Specification for active photon collimator system
- Peak polarization: provide for beam-collimator alignment at the level required to maintain the polarization at the coherent peak within 1% of its value at nominal alignment while running at beam currents Ie > 100 nA.
- Peak tagging efficiency: provide for beam-collimator alingment at the level required to maintain the tagging efficiency at the coherent peak within 1% of its value at nominal alignment while running at Ie > 100 nA.
- Spot enlargement from beam motion: provide for virtual beam spot stability at the level to required to maintain peak polarization and tagging efficiency within 1% of their values at nominal alignment while running at Ie > 100 nA.
- Finding the beam during setup: provide x and y spot offset signals that can be used by the electron beam controls system to steer the beam into nominal alignment from anywhere within a circle of radius 2 cm centered on the collimator axis.
- Allowance for radiator spot moves: ability in the electron beam controls upstream of the radiator to put the center of the electron beam anywhere within ±5 mm of its nominal position at the radiator, while maintaining the virtual spot alignment at the collimator position within the tolerances indicated above. Spot moves might be requested as frequently as every 600 hours at the maximum beam intensity for GlueX.
- Alignment with GlueX target axis: ability to position the active collimator axis remotely so that, after beam-collimator alignment, the collimated photon beam passes within 1 mm of the GlueX target geometric axis.
- Secondary and alternate collimators: ability to remotely move the secondary collimator into alignment with the primary/active collimator, or to remove it during normalization runs; ability to exchange the primary collimator with an alternate larger-aperture primary collimator (> 1 m/E), and to remove all collimation out to the boundaries of the collimator cave beamline shielding, for tagger and beamline commissioning studies and tagging efficiency measurements.
Active collimator specification
Table 1: Characteristics of the active front-end portion of the primary collimator on the Hall D photon beam line.

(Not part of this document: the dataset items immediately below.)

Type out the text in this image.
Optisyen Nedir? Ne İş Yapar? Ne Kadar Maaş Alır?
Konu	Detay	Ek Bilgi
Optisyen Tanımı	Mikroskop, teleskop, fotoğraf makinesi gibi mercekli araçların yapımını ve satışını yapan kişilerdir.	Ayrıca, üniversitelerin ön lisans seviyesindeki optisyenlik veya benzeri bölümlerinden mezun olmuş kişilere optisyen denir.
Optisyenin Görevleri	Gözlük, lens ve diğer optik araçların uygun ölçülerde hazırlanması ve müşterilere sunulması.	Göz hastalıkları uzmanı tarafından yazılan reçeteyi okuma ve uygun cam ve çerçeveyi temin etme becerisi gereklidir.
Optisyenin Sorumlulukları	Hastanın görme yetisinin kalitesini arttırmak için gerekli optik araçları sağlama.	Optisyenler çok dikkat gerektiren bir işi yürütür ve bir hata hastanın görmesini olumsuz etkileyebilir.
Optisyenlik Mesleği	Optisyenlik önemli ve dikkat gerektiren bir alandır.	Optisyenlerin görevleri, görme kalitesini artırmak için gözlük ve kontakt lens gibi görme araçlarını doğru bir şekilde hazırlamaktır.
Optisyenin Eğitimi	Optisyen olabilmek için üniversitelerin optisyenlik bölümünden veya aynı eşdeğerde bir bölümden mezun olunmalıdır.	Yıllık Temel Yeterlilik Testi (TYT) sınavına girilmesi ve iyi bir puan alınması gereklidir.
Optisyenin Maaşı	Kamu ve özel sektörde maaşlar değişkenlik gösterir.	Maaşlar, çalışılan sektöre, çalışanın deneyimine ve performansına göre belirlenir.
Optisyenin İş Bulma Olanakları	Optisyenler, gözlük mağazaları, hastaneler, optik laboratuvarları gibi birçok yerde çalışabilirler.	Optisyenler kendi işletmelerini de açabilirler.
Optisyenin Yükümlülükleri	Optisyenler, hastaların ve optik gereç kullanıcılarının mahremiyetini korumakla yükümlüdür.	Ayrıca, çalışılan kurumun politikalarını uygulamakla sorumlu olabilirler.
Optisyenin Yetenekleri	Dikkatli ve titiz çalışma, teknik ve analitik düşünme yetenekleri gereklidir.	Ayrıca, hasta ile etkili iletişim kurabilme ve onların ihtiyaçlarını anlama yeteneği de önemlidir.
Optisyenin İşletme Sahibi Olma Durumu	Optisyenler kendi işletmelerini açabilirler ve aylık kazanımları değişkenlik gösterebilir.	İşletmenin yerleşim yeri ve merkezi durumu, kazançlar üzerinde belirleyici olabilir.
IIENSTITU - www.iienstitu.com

|number of active collimators||1|
|aperture diameter||5 mm|
|number of x readout channels||4|
|number of y readout channels||4|
|position resolution1||200 μm rms|
|signal bandwidth at above resolution||1kHz|
|detector type||tungsten pins shower charge integrator|
|readout electronics||charge-sensitive preamplifier, ADC|
1Assumes nominal beam intensity of 107 or more tagged photons per second in the primary coherent peak.
Table 2: Characteristics of the primary collimators on the Hall D photon beam line.
|small aperture||large aperture|
|approximate acceptance||0.5 m/E||2 m/E|
|aperture diameter||3.4 mm||13.6 mm|
|outer diameter||10 cm||10 cm|
|length||30 cm||30 cm|
|material||tungsten (>90%)||tungsten (>90%)|
|range of vertical motion||±5 mm remotely controlled uniform translation2|
|range of horizontal motion||±30 cm remotely controlled uniform translation3|
|translation system step size||0.5 mm on both horizontal and vertical axes4|
1Active collimator described above in Table 1 is positioned on the entry face of this primary collimator, with its aperture aligned with the primary collimator axis.
2Sufficient to cover the maximum differential settling of the collimator and Hall D proper, and keep the photon beam centered on the GlueX target axis.
3Sufficient to move either primary collimator into nominal position, or remove both completely from the beam.
4Sufficient to guarantee return of collimator following a out-of-beam/into-beam cycle to ±0.5 mm.
Table 3: Characteristics of the secondary collimator on the Hall D photon beam line.
|aperture diameter||10 mm|
|outer diameter||10 cm|
|range of vertical motion||none, fixed vertical position1|
|range of horizontal motion||20 cm remotely controlled uniform translation2|
|translation system step size||0.5 mm on horizontal axis3|
1Aperture is sufficient to allow one-time alignment with the GlueX target axis.
2Desired to be able to remotely remove/insert secondary collimator remotely for beam setup and tagger calibration runs.
3Sufficient to guarantee return of collimator following a out-of-beam/into-beam cycle to ±0.5 mm.